The fascinating thing about history is its ability to open up an impossible door to the past, allowing us to engage, assess and experience a time that no longer exists. Time travel, at least backwards, does exist, albeit without the fancy gadgetry we associate with this fanciful dream.
Through the survival of records and artefacts, diary entries, pictures and objects and many, similar and associated materials, not only can we delve into what are, in effect, different worlds, we can enter into conversation with individuals from a former time. It’s perceived to be one-way, but, metaphysically, the exchange is reciprocal.
Interested in this idea as a framework for a, how can we put it, a “time indifferent” exhibition, the National Gallery has conceived of a new show called Art in Dialogue: Duccio | Caro. Two works of art by the aforementioned artists, 700 years apart in execution, have been gathered. It is rather strange and exciting how that can happen.
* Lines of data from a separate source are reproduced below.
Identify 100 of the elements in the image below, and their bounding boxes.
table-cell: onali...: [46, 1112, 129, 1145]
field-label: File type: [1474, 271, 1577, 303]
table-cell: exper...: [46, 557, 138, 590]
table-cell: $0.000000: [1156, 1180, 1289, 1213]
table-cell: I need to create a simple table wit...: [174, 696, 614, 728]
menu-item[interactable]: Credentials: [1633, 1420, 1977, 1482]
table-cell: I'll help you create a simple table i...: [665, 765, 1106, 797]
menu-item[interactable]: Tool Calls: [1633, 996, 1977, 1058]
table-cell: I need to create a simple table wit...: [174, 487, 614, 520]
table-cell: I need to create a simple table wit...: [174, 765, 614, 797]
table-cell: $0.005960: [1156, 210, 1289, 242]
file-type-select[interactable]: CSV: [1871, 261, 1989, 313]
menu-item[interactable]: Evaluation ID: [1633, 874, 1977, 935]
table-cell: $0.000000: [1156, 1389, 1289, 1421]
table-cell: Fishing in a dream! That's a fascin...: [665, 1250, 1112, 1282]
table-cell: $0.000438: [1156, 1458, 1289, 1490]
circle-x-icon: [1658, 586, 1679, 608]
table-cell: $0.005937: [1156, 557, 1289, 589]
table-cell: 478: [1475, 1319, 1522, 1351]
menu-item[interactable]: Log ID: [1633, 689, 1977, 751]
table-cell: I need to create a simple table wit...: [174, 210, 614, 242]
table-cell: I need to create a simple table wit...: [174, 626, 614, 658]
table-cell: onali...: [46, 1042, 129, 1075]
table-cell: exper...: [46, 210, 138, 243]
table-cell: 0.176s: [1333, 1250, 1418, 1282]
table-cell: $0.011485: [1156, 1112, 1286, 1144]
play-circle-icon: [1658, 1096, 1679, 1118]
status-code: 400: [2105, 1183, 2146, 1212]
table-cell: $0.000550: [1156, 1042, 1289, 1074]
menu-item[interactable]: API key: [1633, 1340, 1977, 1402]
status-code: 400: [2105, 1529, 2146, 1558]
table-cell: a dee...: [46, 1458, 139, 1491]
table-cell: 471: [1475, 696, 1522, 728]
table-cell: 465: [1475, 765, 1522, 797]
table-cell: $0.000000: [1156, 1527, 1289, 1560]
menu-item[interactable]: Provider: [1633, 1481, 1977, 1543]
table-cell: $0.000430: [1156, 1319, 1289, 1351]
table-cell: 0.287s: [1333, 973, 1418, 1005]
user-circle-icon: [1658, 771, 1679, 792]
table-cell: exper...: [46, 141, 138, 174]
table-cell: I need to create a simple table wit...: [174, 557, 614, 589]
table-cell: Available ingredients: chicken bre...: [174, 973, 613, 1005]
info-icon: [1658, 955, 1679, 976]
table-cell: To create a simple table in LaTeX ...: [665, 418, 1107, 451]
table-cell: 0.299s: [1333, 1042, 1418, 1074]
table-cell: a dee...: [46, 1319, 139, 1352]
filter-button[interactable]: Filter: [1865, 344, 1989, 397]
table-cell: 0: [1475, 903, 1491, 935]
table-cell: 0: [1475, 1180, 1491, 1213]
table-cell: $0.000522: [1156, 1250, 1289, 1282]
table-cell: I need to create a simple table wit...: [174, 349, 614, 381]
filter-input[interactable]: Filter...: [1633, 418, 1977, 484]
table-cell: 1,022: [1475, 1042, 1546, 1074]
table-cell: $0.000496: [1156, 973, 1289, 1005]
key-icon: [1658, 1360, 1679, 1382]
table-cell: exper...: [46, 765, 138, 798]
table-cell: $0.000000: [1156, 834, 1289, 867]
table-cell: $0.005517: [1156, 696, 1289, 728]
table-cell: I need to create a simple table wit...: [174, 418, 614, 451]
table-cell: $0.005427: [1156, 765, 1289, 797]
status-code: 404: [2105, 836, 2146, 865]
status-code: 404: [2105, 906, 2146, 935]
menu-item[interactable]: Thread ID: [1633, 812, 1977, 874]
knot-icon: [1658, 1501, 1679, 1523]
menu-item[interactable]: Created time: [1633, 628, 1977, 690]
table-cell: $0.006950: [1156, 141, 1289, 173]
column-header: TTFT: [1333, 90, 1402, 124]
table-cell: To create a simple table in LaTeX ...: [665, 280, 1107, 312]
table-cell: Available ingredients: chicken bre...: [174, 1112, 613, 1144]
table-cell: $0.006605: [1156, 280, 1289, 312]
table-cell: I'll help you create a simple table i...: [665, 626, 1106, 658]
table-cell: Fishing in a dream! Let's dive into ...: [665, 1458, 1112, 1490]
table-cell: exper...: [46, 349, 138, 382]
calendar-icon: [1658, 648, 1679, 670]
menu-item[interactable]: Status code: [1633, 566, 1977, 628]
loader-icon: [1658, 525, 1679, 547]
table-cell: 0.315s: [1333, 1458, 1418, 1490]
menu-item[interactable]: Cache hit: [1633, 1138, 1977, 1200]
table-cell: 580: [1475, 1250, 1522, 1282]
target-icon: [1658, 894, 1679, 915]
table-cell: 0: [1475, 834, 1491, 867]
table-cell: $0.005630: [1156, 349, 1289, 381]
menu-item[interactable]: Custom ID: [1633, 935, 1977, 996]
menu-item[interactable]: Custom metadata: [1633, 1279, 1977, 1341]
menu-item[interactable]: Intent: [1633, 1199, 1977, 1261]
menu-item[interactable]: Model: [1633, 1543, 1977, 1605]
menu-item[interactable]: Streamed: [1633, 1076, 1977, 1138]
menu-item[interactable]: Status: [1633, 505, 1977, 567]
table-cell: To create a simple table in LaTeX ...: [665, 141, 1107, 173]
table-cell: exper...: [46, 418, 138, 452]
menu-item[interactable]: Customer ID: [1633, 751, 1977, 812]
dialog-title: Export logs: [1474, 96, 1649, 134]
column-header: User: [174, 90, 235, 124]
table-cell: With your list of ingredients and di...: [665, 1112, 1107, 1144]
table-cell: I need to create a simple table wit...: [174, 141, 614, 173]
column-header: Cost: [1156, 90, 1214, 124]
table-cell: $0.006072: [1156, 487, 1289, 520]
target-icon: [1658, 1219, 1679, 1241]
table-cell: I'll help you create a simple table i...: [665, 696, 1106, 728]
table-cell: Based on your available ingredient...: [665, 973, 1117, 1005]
On the one hand we have The Annunciation by the Sienese painter Duccio and, on the other, we have Duccio Variations No.3, by the late British sculptor Anthony Caro. Both are equally outstanding and, like introducing two geniuses for the same time, this presentation has a powerful air about it.
“This is a creative dialogue, and each work of art changes our experience of the other,” the gallery stated. “These two works have never been seen together before. This display will be on show during the second anniversary of Caro’s death and has the full support of his family. It was a project close to the heart of Caro’s wife, the painter Sheila Girling, who died earlier this year.”
There is a direct link between the two works, made evident, in part, by the title of Caro’s sculpture. In 1999, the National Gallery commissioned the sculptor to respond to one of its paintings in its collection for an exhibition titled Encounters: New Art from Old. Along with 23 other contemporary artists, Caro responded with a multifaceted work that does very well to extend its modernist language back in time. In some ways, there’s a feeling the work could have, radically so, of course, been made in the fourteenth century.
“Juxtaposed together for the first time, the two works are in active dialogue with each other,” the gallery elaborated. “Both play with space, movement, and architecture. They challenge the viewer and invite exploration. While Caro’s sculpture functions as a gateway to re-examining Duccio in a new light, Duccio’s Annunciation was a starting point for something new and yet recognisably Caro.”
There is a lot to be gained from this stripped down exhibition. How wonderful it is to find new insight, new frames of reference from what is a very simple act – physically arranging two works of art. They may differ in age and form and seem alien in aesthetic, but, on a closer inspection, you can see that one leads into the other and vice-versa, as if they share a deeper bond, a common ancestry of sorts. Quite marvellous, we’re sure you’ll agree.
Art in Dialogue: Duccio | Caro at the National Gallery in London runs until November 18th, 2015.